Still Kids at Heart by Joe Calabrese, Director of Foundation RelationsJanuary 20, 2011
Posted by Application
It is easy as someone who works for Hillside Family of Agencies to think about why youth find themselves in our care. It is sometimes hard to remember through the trauma and the difficulties these youth have endured that they are still kids at heart.
Last week I had the occasion to visit the Andrew-Trahey Campus School Physical Education Department. The staff have been discussing with me the possibility of replacing some outdated equipment and I wanted to see for myself the condition of the equipment and the space the department had to work with. I expected to take a few pictures, develop a plan and come back to work with the basis of a few great grant applications. What I witnessed was something much more remarkable.
As I spoke with Lisa Jackson, one of the P.E. Teachers, a new group of youth entered the gym and pool area. I had never seen the pool on the “hill” before. While the pool is impressive in size (one of the reasons I was there was to see the overall needs of the pool), what was more impressive was the way the youth were playing together, the smiles on their faces, and the joy they were having.

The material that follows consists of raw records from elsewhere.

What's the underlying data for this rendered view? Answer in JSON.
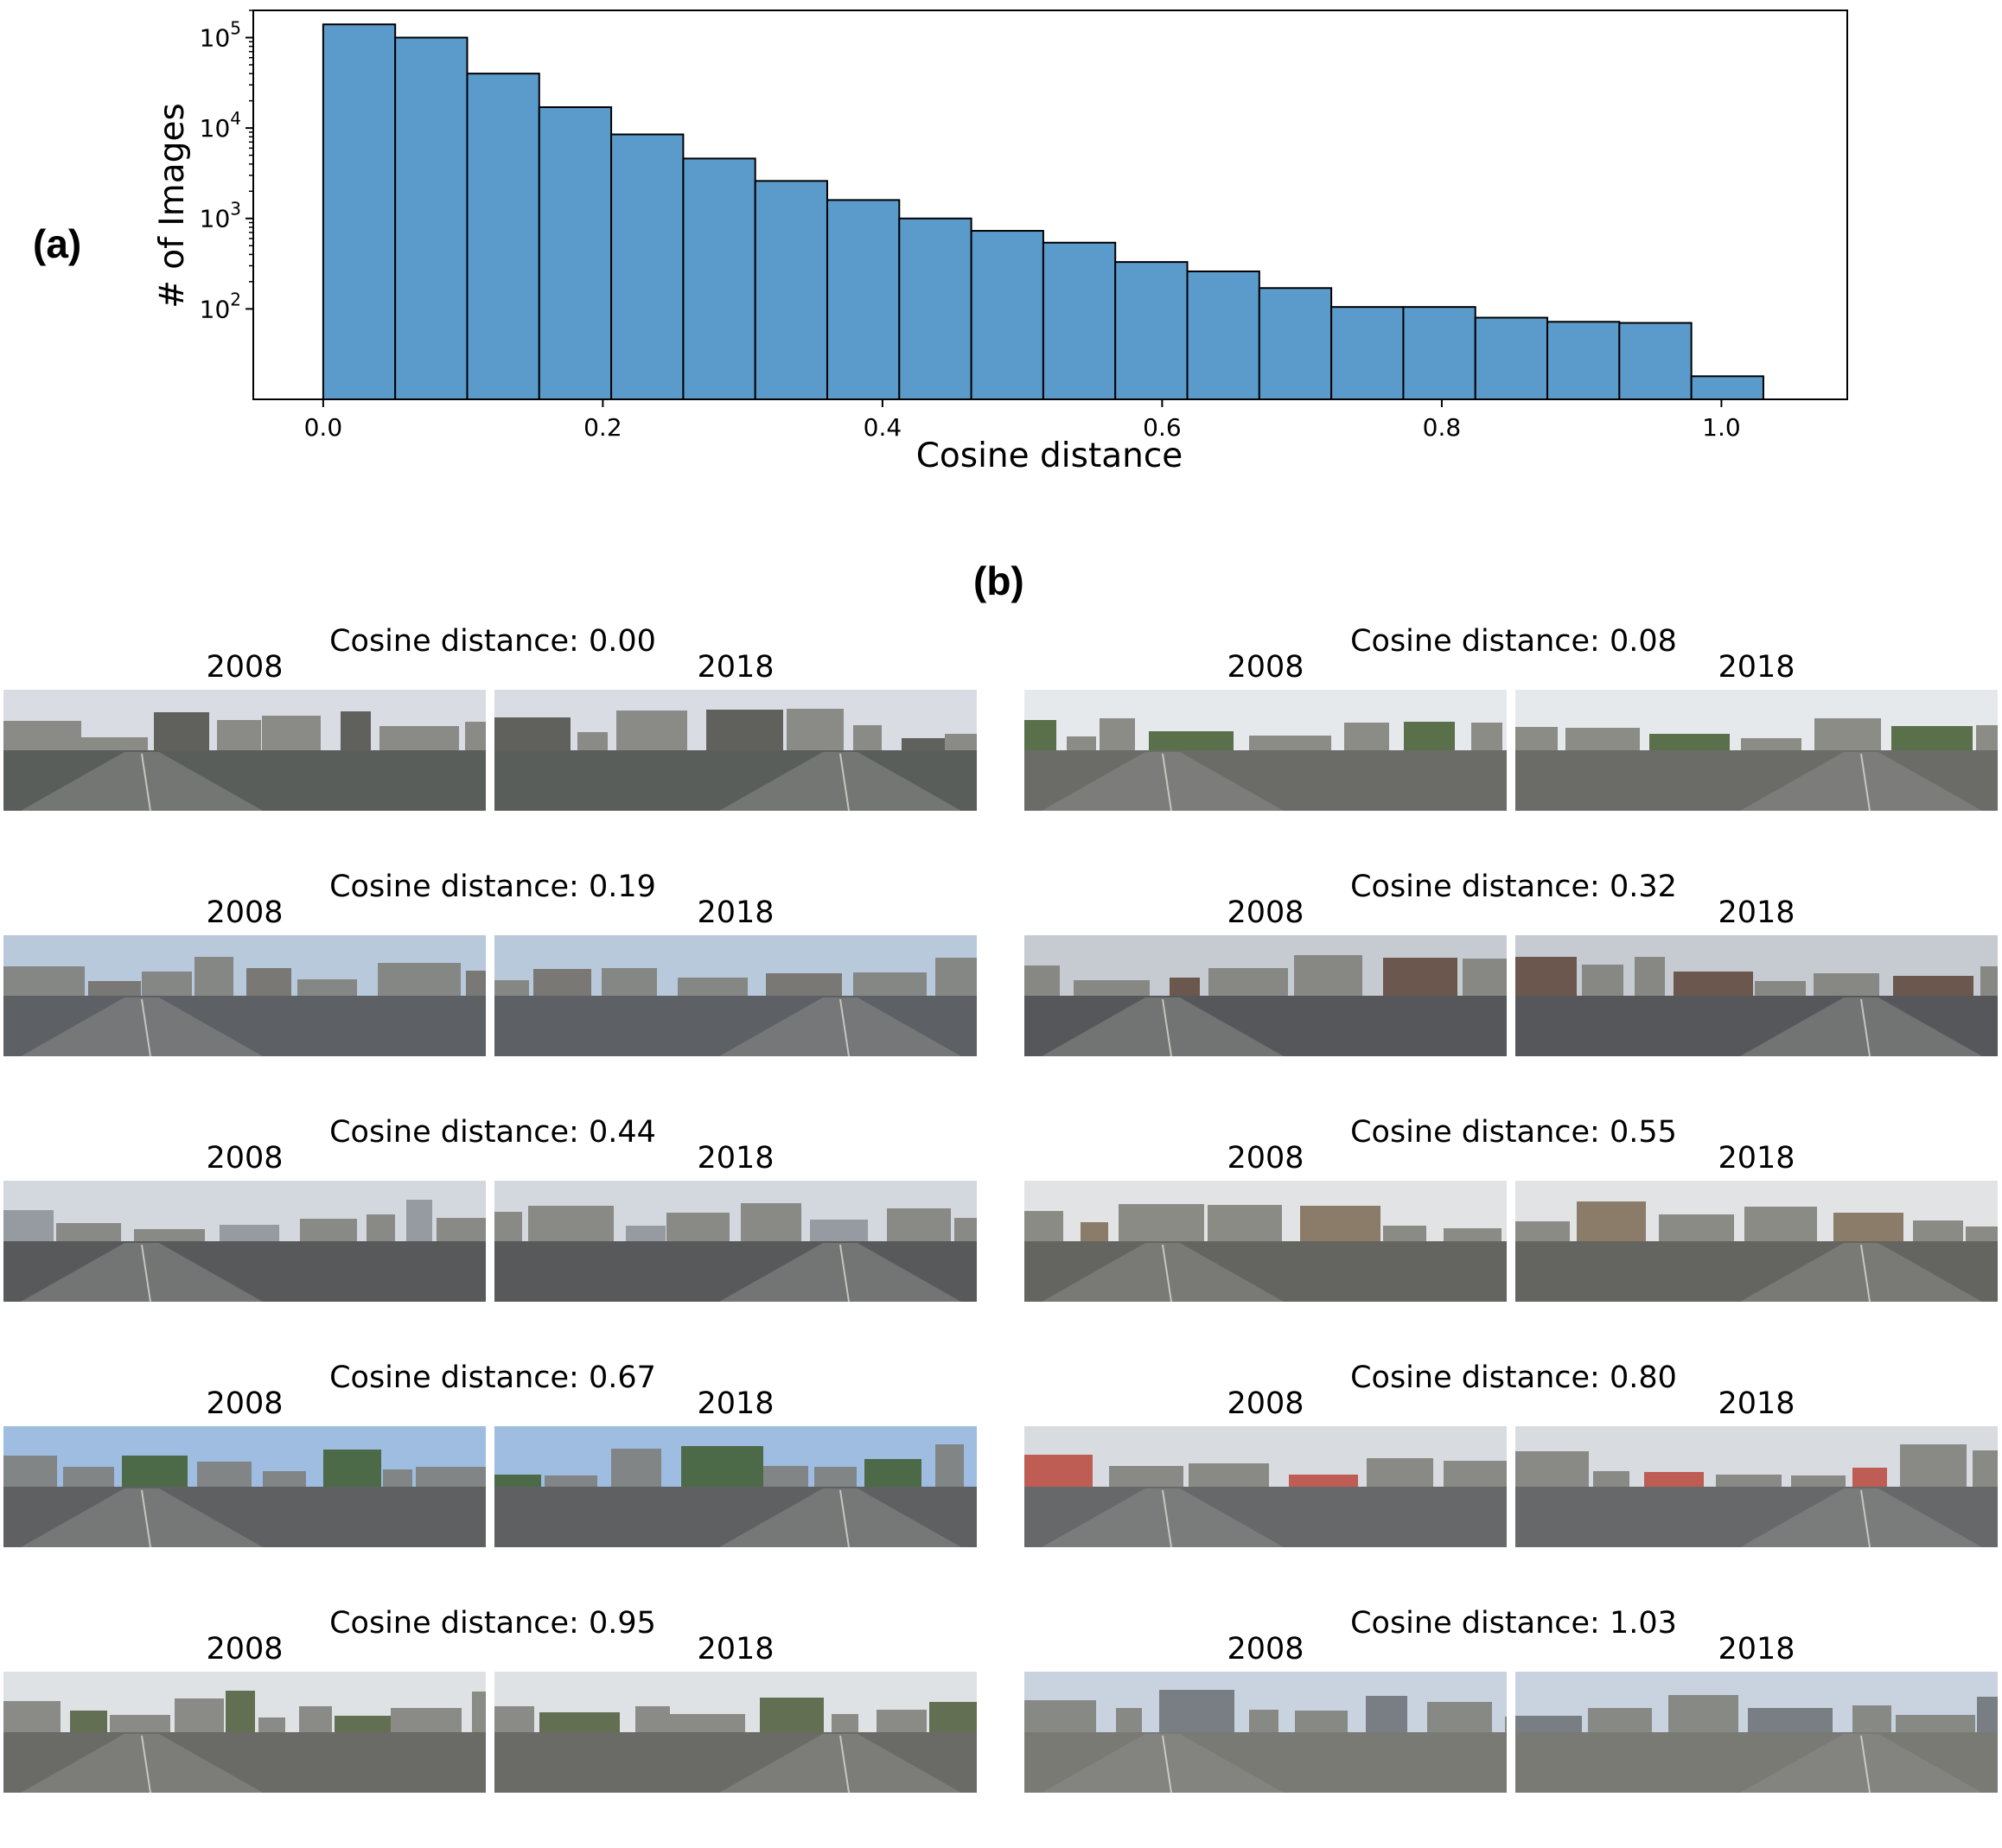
{
  "panel_a_label": "(a)",
  "panel_b_label": "(b)",
  "chart_data": {
    "type": "bar",
    "subtype": "histogram",
    "title": "",
    "xlabel": "Cosine distance",
    "ylabel": "# of Images",
    "yscale": "log",
    "xlim": [
      -0.05,
      1.09
    ],
    "ylim": [
      10,
      200000
    ],
    "xticks": [
      "0.0",
      "0.2",
      "0.4",
      "0.6",
      "0.8",
      "1.0"
    ],
    "yticks": [
      {
        "base": "10",
        "exp": "2"
      },
      {
        "base": "10",
        "exp": "3"
      },
      {
        "base": "10",
        "exp": "4"
      },
      {
        "base": "10",
        "exp": "5"
      }
    ],
    "bin_edges": [
      0.0,
      0.0515,
      0.103,
      0.1545,
      0.206,
      0.2575,
      0.309,
      0.3605,
      0.412,
      0.4635,
      0.515,
      0.5665,
      0.618,
      0.6695,
      0.721,
      0.7725,
      0.824,
      0.8755,
      0.927,
      0.9785,
      1.03
    ],
    "values": [
      140000,
      100000,
      40000,
      17000,
      8500,
      4600,
      2600,
      1600,
      1000,
      730,
      540,
      330,
      260,
      170,
      105,
      105,
      80,
      72,
      70,
      18
    ],
    "bar_color": "#5b9bcb",
    "edge_color": "#000000"
  },
  "pairs": [
    {
      "title": "Cosine distance: 0.00",
      "year_left": "2008",
      "year_right": "2018"
    },
    {
      "title": "Cosine distance: 0.08",
      "year_left": "2008",
      "year_right": "2018"
    },
    {
      "title": "Cosine distance: 0.19",
      "year_left": "2008",
      "year_right": "2018"
    },
    {
      "title": "Cosine distance: 0.32",
      "year_left": "2008",
      "year_right": "2018"
    },
    {
      "title": "Cosine distance: 0.44",
      "year_left": "2008",
      "year_right": "2018"
    },
    {
      "title": "Cosine distance: 0.55",
      "year_left": "2008",
      "year_right": "2018"
    },
    {
      "title": "Cosine distance: 0.67",
      "year_left": "2008",
      "year_right": "2018"
    },
    {
      "title": "Cosine distance: 0.80",
      "year_left": "2008",
      "year_right": "2018"
    },
    {
      "title": "Cosine distance: 0.95",
      "year_left": "2008",
      "year_right": "2018"
    },
    {
      "title": "Cosine distance: 1.03",
      "year_left": "2008",
      "year_right": "2018"
    }
  ],
  "scene_palettes": [
    {
      "sky": "#d9dde3",
      "ground": "#5a5e5a",
      "mid": "#4a4a44"
    },
    {
      "sky": "#e6e9ec",
      "ground": "#6b6c68",
      "mid": "#3f5a2f"
    },
    {
      "sky": "#b9c9dc",
      "ground": "#5d6064",
      "mid": "#6d6a62"
    },
    {
      "sky": "#c6cbd2",
      "ground": "#55575a",
      "mid": "#5b4336"
    },
    {
      "sky": "#d3d7de",
      "ground": "#57595b",
      "mid": "#8a9096"
    },
    {
      "sky": "#e2e3e4",
      "ground": "#646461",
      "mid": "#7a6a52"
    },
    {
      "sky": "#9fbde0",
      "ground": "#5e6062",
      "mid": "#3d5a2d"
    },
    {
      "sky": "#d8dbe0",
      "ground": "#66686a",
      "mid": "#b8463b"
    },
    {
      "sky": "#dfe2e5",
      "ground": "#6a6a66",
      "mid": "#4e5a3a"
    },
    {
      "sky": "#c9d3df",
      "ground": "#7a7a74",
      "mid": "#6a6e74"
    }
  ]
}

In physical education class the students engage in a variety of activities to work on improving their overall motor skills, fitness levels, and learn how to participate in healthy activities that they can enjoy throughout their lives. On this particular day I observed the students playing water polo. Throughout the school year they will experience: football, soccer, lacrosse, ultimate Frisbee, disc golf, softball, field hockey, floor hockey, swimming, cooperative games, and fitness activities to name a few. Another important benefit of participating in physical education is that the students have the opportunity to work on important life skills, such as: teamwork, sportsmanship, cooperation, fair play, conflict resolution and communication skills.
These youth came into Hillside with different backgrounds and histories. Many had little interaction with each other outside of this recreation time. But in that moment, as I watched, they were not thinking about what brought them to us, they were just having fun the way that kids do everywhere.
We work hard to let Hillside supporters and the greater community know that the youth in our care are not “bad kids.” My visit to the P.E. program reminded me that these youth are just “kids” when given the chance.